Dear Readers,
As of this week, I’ve been
accepted into CAPA’s study abroad program at La Universidad Austral in Buenos
Aires, Argentina. That’s right—after years of watching me write yet another blog post about Argentina,
changing my profile picture one more time
to an old picture from Buenos Aires, and about a million Instagram photos of me
eating alfajores—you’ll get to see EVEN MORE posts about Argentina except in
real time. Contrary to what I’m sure must be popular belief, I’m not going
because I love the food so much (although I do).
When I left Argentina in 2013,
I vividly remember the youth pastor there telling us goodbye on the bus. He
didn’t even tell me goodbye: “You’ll be back,” he said. I knew he was right.
Yet even still, it feels strange to go back. I was a sophomore in high school
last time I was there—now I’m halfway into my junior year of college. The
Claire who left Argentina isn’t the same Claire who’s going back, though
sometimes I feel like I haven’t changed at all. I’m sure it will look like it,
too, when my plane touches down in February and I’m feverishly studying Spanish
grammar until the last second just as I did four years ago.
Every time anyone has ever asked that classic
ice breaker question, “If you could go anywhere in the world right this minute,
where would you go?” Argentina has been my standby answer. It's been the place I've been hoping, waiting, to go back to for years. Suddenly, it is the
place I’m going. I’m going there. And
I feel kind of panicky.
On Wednesday, I picked up
the cute little curly-headed five-year-old I always pick up on Wednesdays, and we
got out her giant foam world map puzzle. We started piecing it together, and as
we did, I told her about my plans for next semester. Once we had placed the
United States in its proper place above South America, I pointed to
Mississippi, and then to Argentina. “Look, it isn’t that far, there isn’t even any
water separating us—it’s all land! You could walk to me if you wanted!” Looking
at the map like that, I was pretty comforted—if it goes just really badly,
surely I could just take a bus back to Mississippi, right?
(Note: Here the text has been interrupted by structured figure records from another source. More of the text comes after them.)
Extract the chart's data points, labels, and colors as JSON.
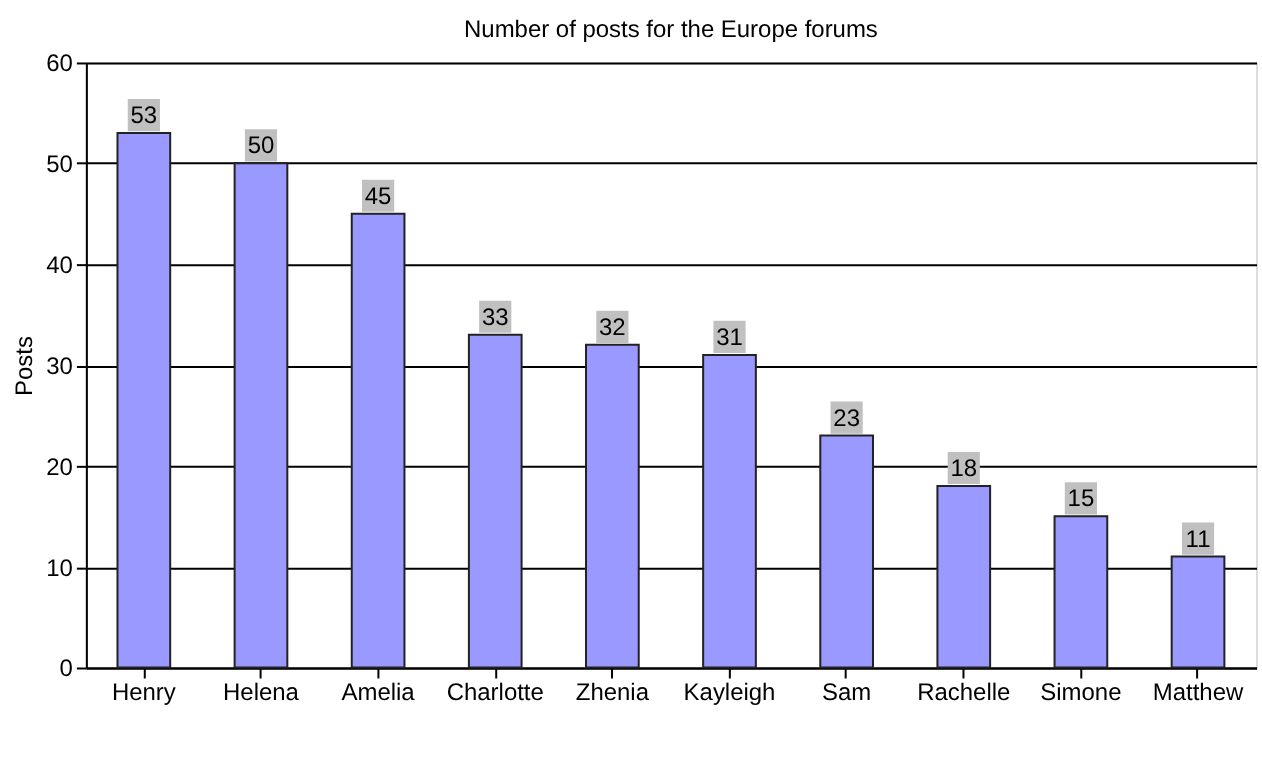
{
  "chart_data": {
    "type": "bar",
    "title": "Number of posts for the Europe forums",
    "ylabel": "Posts",
    "categories": [
      "Henry",
      "Helena",
      "Amelia",
      "Charlotte",
      "Zhenia",
      "Kayleigh",
      "Sam",
      "Rachelle",
      "Simone",
      "Matthew"
    ],
    "values": [
      53,
      50,
      45,
      33,
      32,
      31,
      23,
      18,
      15,
      11
    ],
    "color": "#9999ff",
    "ylim": [
      0,
      60
    ],
    "yticks": [
      0,
      10,
      20,
      30,
      40,
      50,
      60
    ],
    "grid": "y",
    "data_labels": true
  }
}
But Nora saw right through
me. She rolled her eyes, “Claire, that is really far! You know where I want you
to live?” She threw herself into my arms. “Right in this neighborhood! There
are some houses for sale!”
I don’t think it’s the
going, per say, that made me have to bite back tears as we sat there with that
foam map (fun fact: we never even put the rest of the world together, just the Americas
haha), but the leaving. Wow, it turns
out that going and doing cool things like studying abroad involves leaving a
lot of things, places, people that you really love. And that’s just plain hard.
I’ve been struggling with
that hard all semester. A friend of mine just got back from spending last
semester in London, and I’m pretty sure is the reason I haven’t just backed out
of all of it. Every time I start to panic, she reminds me that everyone hates leaving, but that it’s so so worth it. I believe it a lot of the time, because I really am so excited to be back. Wow. It's amazing to me that I get to go back.
Whenever I talk to my
host family from high school, they tell me, “Estamos esperandote!” which
translates to “We are waiting for you!” The verb “esperar” can also mean “to
hope,” though, and that little phrase makes me feel hopeful for this next
semester.
It feels like this place is
where I’m grounded—this is the place where I have people and places and
responsibilities and a reason for being here. Sometimes I worry that I won’t
have purpose in Argentina and I’m just going, alone… But as long as someone is “esperando”
hoping for me, I think I might just be okay.